UAE Aluminium In Strong Position To Weather Tariffs: Experts

Due to preparation, and the quality of the metals, the UAE’s industry is in good stead

Dubai: While it is still too early to predict the impact of Trump’s steel and aluminium tariffs on Emirati companies, a number of experts predict that the firms are in a strong position to weather the storm.

Moreover, trade analysts predict that it may indeed be US-based companies that suffer the most from US President Donald Trump’s tariff on steel and aluminium imports in the end.

The UAE’s aluminium producers were, according to one expert, largely prepared for Trump’s decision to slap a 25 per cent duty on the import of the material. Simultaneously, Trump said on Thursday that he would apply a 10 per cent duty on aluminium imports to protect US producers.

“These companies were expecting tariffs of 8 per cent, that was already put in to their model,” said Saleem Khokar, head of fund management at National Bank of Abu Dhabi.

According to Khokar, local aluminium companies would be able to “cope with [the 10 per cent tariff] fairly well [because] the calibre of the product is such that it would be difficult to reproduce.”

He added that the UAE’s aluminium was of the highest grade.

Emirates Global Aluminium (EGA), one of the world’s largest producers of the metal, said in a statement to Gulf News that it was well prepared for any outcome.

“Alongside Asia, Europe and the UAE, the US is an important market for us,” the statement read.

“However, we do not wish to comment at this stage, beyond saying that we are well prepared for whatever market conditions may arise,” it added.

Media briefing

On Saturday evening, Emirates Steel declined to comment, saying that they would address the issue at a media briefing on Monday morning.
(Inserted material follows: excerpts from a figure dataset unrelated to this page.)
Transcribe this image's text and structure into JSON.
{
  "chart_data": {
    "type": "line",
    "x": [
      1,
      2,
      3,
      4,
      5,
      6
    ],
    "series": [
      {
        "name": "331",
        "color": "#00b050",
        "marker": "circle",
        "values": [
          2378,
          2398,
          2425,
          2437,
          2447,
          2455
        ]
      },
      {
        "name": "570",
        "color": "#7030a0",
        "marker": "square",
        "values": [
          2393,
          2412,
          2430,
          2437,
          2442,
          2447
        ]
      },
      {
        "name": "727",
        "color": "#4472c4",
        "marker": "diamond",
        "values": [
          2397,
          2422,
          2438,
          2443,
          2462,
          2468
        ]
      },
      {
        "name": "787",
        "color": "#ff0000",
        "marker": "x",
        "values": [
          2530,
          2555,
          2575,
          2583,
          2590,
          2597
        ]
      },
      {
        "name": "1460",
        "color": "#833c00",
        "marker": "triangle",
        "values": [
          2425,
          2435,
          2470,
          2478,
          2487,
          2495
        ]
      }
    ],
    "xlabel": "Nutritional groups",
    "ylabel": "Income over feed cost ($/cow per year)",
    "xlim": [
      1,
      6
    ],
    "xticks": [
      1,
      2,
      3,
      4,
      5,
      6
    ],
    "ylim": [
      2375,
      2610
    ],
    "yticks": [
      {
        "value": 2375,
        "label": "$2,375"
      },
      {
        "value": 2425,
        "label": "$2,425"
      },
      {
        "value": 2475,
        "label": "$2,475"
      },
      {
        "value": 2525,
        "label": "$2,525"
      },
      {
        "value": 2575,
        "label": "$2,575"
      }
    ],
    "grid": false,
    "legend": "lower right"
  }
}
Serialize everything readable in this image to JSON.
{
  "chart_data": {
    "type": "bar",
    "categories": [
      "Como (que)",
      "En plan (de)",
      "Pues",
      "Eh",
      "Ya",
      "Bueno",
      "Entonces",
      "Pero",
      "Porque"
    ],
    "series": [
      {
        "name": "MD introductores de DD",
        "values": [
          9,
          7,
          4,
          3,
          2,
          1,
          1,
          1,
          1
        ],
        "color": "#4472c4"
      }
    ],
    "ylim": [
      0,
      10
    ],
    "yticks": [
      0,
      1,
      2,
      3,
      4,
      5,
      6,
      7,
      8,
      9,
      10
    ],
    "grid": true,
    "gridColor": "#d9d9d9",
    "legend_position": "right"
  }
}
Dubai-based Ducab, which recently inaugurated a new aluminium joint venture, did not respond to a request for comment.

Trump has said he believes the tariffs will protect American jobs, but many economists say the measures will simply displace jobs, driving prices up for users of aluminium and steel.

“It will end up costing more jobs than it creates,” Khokar said.

Industries such as automobile manufacturing and packaging would suffer due to higher prices, he added, with the tariffs likely to destroy more jobs than the curbs on imports would generate.

A day later, facing calls for retaliatory measures from the EU, Trump tweeted that “trade wars are good, and easy to win.”

Khokar questioned the long-term impact of a potential trade war, saying: “What will the retaliation be, and by how much will it escalate?”

Elsewhere in the Gulf, a senior source at one of Saudi Arabia’s main steel factories shrugged off concerns over the tariffs, saying that Trump’s decision was “not expected to have a negative impact on Saudi Arabia’s exports to the US.”

The Saudi executive said that the countries most affected by the decision would be those with surplus iron and steel production, such as the People’s Republic of China, India, and South Korea, who used to export much of their surplus to the US.

Asking not to be named because they were not authorised to speak publicly about the situation, the source added that as a result of the decision, however, Saudi Arabia had recently begun to take note of the risks of dumping and the need to combat the practice to protect the country’s industry.

Job losses

Experts point to a time in the last two decades when a US tried, and ultimately failed, to introduce steel tariffs.

President George W. Bush imposed tariffs on imports of certain steel products in 2002. The tariffs only lasted for 21 months.

Gary Hufbauer, a trade expert at the Peterson Institute for International Economics who opposed the tariffs, estimated in 2003 that a maximum of 43,000 jobs had been lost in steel-consuming industries as a result of the duties.

The economist told Gulf News that history shows that trade protection is both costly and ineffective.

“High tariffs translate into higher prices both for consumers and companies that rely on affordable, high quality inputs,” Hufbauer said.

Protectionism disproportionately hurts poorer households, he added, who spend a greater share of income on traded goods.

“High tariffs also risk provoking tit-for-tat retaliation in the foreign market, which can seriously hurt domestic firms and workers,” he said.